Quais são os retrocessos? E por que são prejudiciais?
- Art. 21: Ampliação indevida da LAC
Hoje, o Supremo Tribunal Federal reconhece que a LAC é válida apenas para atividades de baixo risco. O PL amplia seu uso para empreendimentos de médio impacto, sem análise técnica, o que ameaça a proteção ambiental e as comunidades vulneráveis.
→ Alternativa: manter a LAC restrita a atividades de baixo risco, com critérios objetivos definidos por norma técnica federal e controle posterior efetivo. - Art. 9º: Dispensa de licenciamento para atividades agropecuárias
O PL isenta diversas atividades agropecuárias de licenciamento, mesmo em áreas de preservação ou próximas a comunidades tradicionais, ampliando o risco de desmatamento, contaminação hídrica e conflitos territoriais.
→ Alternativa: definir critérios objetivos e zonamento ambiental para dispensas, excluindo áreas sensíveis e comunidades tradicionais. - Art. 16: Desvinculação do licenciamento da outorga de uso da água e uso do solo
Permitir o licenciamento sem considerar a disponibilidade hídrica ou compatibilidade de uso do solo compromete o ordenamento territorial e o direito ao o à água de comunidades já vulneráveis.
→ Alternativa: integrar os processos, assegurando avaliação integrada e consulta às comunidades impactadas. - Arts. 38 a 42: Redução da participação social e das autoridades envolvidas
O projeto reduz o controle social e técnico sobre os empreendimentos, limitando a participação de órgãos ambientais e da sociedade, além de ignorar o Direito à Consulta Livre, Prévia e Informada, garantido pela Convenção 169 da OIT.
→ Alternativa: assegurar participação plena das comunidades tradicionais e manter instâncias de controle interinstitucional obrigatórias.
Por que esse projeto aprofunda as desigualdades e injustiças ambientais?
Flexibilizar o licenciamento é oficializar o recado: o lucro vale mais do que a vida. E quem mais perde são os mesmos de sempre.
As populações vulnerabilizadas já são as mais impactadas por desastres ambientais:
- 75% das pessoas em situação de extrema pobreza vivem em áreas urbanas precárias ou zonas rurais sob risco ambiental (Oxfam Brasil, 2023);
- 72% das pessoas atingidas por barragens de risco são negras (IPEA, 2021);
- 34% do desmatamento na Amazônia em 2022 ocorreu em terras indígenas e unidades de conservação (INPE);
- 70% dos trabalhadores globais estão expostos a riscos para a saúde relacionados às mudanças climáticas (OIT).

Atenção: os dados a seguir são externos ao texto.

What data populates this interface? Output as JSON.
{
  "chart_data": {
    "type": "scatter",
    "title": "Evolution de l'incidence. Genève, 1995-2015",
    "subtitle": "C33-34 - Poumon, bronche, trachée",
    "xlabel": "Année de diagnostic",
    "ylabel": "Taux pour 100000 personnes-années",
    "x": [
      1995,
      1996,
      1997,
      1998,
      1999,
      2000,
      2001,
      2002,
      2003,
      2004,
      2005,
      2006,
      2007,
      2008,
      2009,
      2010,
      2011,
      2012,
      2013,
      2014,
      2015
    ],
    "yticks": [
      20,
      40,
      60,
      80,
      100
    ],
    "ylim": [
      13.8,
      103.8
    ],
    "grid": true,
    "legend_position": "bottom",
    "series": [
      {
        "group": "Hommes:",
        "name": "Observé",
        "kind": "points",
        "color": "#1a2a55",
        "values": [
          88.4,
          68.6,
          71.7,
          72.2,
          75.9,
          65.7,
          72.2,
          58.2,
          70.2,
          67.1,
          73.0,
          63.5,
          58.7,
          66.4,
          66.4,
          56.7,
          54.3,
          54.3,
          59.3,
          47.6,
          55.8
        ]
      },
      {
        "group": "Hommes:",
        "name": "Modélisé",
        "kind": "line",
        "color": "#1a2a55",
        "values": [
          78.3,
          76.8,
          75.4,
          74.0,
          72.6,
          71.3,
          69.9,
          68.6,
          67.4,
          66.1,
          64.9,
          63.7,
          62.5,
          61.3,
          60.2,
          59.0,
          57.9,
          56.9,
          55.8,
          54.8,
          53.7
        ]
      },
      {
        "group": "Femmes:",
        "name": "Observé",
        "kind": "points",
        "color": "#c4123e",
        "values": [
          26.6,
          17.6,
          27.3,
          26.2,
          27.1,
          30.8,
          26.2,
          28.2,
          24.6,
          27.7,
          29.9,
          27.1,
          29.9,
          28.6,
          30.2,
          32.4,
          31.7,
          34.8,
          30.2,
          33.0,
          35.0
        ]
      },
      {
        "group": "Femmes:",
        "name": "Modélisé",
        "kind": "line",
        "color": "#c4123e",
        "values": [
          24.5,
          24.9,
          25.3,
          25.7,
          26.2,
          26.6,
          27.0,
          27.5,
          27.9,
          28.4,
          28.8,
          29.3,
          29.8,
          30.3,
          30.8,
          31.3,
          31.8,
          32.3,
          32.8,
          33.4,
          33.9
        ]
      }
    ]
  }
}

A flexibilização ignora as desigualdades estruturais do Brasil e favorece a expulsão de comunidades de seus territórios para dar lugar a empreendimentos predatórios. Isso significa mais deslocamentos climáticos, mais insegurança alimentar e menos condições de vida digna para os mais pobres
Enquanto grandes empreendimentos lucram, são as comunidades negras, indígenas e periféricas que ficam com a lama, a fumaça e a falta d’água. Sem licenciamento ambiental forte, as principais vítimas já têm cor, CEP e nome.
O Brasil precisa de políticas que protejam as pessoas e o meio ambiente, combatam o racismo ambiental e garantam a permanência digna das comunidades em seus territórios. Licenciamento ambiental não é obstáculo, é proteção. É direito.